Gut health appears to be the latest most confusing topic. The most common question I’ve been asked recently is ‘should I be taking probiotics?’ Before we jump straight to it I’m going to explain the key factors you should understand about gut health before heading straight to probiotics for the answer.
Most commonly associated with gut health is healthy digestion. However, a healthy gut can play such an important role in an overall healthy body and healthy mind. Whilst I will explain some of the factors which are associated with poor gut health, please be aware that these are not the only cause of the issues.
Sleep: Research has shown that sleep deprivation can be associated with imbalanced gut microbiota. Simultaneously an imbalance in gut microbiome can lead to increased inflammation which consequently can impact your quality and length of sleep.
Skin: Some research has suggested that there is a relationship between inflammation in the gut and acne. The skin is often very much a reflection of the inside of our bodies. Consequently inflammation in the gut or chronic stress can often lead to poor skin.
Inflammation: Following on from the comments on skin, poor gut health is very heavily linked to inflammation, immune function and digestive disorders. Leaky gut syndrome is a common issue related to poor gut health and often exhibits symptoms of the above.
Mental Well Being: Recent research has studied the gut-brain axis which shows the complex relationship between the central nervous system (present in the brain) and the gastrointesintal tract. The gut-brain axis plays key roles in a variety of tasks including: metabolism, satiety and insulin secretion. However, this axis has also shown a relationship between emotional behaviour and gut health. It can be through the gut-brain axis that stress identifies itself as a factor in poor digestion and intestinal cramps which are a result of the stimulation of the CNS and autonomic nervous system.
Weight: Research has suggested that the type of microbiome present in our gut may play a key role in appetite regulation and consequently in weight gain, loss and maintenance.
Evidently, gut health plays a key role in a variety of issues and not just digestion. Therefore, as the growing body of evidence emerges constantly showing us how key our gut health is it becomes even more essential that we look after it properly.
Ways in which I recommend looking after your gut health:
1. Eat probiotic foods – prebiotics help to feed the microbiota which is already present in your gut. Pre-biotic foods include: garlic, onions, sauerkraut, bananas, apples and leeks to name a few.
2. Consume a variety of probiotic foods – these foods will provide the gut with beneficial bacteria. Foods such as yoghurts, kefir, kombucha and kimchii.
3. Get a good nights sleep – if you struggle to sleep try taking an Epsom salt bath before bed. The magnesium in the Epsom salts is absorbed through your skin causing your muscles to relax.
Should you have any of the issues listed above it would be recommended to visit a nutritionist or health care professional before embarking on a course of probiotics. Whilst probiotics can be hugely beneficial they are not for everyone. It is essential that you get advice targeted towards your specific issue as to the dose, the type and the length of the course.
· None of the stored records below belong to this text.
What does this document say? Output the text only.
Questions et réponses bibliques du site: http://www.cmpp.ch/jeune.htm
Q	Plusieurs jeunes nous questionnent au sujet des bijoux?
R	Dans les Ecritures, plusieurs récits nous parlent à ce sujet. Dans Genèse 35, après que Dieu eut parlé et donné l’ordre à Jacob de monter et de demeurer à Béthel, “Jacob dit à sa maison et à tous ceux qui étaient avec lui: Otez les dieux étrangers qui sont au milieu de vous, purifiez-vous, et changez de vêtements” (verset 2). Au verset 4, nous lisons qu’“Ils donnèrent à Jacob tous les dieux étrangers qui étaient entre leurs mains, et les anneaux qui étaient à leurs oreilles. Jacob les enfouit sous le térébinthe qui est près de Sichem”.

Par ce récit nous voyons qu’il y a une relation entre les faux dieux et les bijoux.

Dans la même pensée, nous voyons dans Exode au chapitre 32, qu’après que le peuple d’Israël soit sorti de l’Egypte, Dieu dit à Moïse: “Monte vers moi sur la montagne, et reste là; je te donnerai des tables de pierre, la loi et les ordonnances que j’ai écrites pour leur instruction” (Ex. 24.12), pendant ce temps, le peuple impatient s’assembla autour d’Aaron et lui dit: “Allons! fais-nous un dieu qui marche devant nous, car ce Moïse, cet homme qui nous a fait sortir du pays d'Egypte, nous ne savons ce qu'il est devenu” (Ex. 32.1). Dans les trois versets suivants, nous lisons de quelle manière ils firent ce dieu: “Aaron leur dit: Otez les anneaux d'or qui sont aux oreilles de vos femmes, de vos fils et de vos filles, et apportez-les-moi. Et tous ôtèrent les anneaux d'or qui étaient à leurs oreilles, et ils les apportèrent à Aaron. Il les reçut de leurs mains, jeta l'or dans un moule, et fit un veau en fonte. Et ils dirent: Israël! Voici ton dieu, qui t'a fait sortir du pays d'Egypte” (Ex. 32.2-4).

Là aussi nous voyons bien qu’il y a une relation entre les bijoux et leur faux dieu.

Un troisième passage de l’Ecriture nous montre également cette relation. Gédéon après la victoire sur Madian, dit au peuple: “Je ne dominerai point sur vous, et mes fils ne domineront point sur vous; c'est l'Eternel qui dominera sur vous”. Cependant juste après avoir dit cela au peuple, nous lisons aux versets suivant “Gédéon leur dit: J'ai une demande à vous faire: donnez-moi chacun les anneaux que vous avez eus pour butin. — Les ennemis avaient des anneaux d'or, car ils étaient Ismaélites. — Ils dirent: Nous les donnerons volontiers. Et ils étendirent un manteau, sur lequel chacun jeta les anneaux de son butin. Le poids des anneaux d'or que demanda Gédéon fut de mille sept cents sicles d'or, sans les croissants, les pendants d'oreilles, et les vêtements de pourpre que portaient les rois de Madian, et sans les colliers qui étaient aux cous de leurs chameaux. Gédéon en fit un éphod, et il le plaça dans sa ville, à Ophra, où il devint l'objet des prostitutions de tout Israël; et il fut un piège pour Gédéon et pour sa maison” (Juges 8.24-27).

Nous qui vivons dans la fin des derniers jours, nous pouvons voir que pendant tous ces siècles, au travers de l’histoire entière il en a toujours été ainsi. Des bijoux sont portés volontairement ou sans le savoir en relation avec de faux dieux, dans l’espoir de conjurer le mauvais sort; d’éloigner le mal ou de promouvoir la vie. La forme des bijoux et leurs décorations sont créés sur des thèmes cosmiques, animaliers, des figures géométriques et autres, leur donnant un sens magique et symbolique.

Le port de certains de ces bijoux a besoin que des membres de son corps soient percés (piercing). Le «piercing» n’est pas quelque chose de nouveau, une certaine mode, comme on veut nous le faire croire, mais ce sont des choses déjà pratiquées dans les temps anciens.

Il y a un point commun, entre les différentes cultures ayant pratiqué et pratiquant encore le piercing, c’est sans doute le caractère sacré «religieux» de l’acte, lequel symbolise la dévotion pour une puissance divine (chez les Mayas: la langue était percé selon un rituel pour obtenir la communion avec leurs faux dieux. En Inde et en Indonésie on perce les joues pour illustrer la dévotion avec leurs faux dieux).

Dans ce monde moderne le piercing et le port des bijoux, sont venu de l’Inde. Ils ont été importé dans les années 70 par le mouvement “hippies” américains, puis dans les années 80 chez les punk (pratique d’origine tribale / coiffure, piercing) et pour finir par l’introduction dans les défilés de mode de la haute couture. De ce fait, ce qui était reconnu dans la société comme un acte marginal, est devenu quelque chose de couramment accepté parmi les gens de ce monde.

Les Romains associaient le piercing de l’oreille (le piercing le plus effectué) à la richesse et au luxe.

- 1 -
Kinnucan, J. A., Rubin, D. T., & Ali, T. (2013). Sleep and inflammatory bowel disease: exploring the relationship between sleep disturbances and inflammation. Gastroenterology & hepatology, 9(11), 718.
Singh, V. A., & Bunger, R. (2014). Probiotics and gut health. J. Int. Med. Sci. Acad, 27(1), 41-43.
Bowe, W. P., & Logan, A. C. (2011). Acne vulgaris, probiotics and the gut-brain-skin axis-back to the future?. Gut pathogens, 3(1), 1.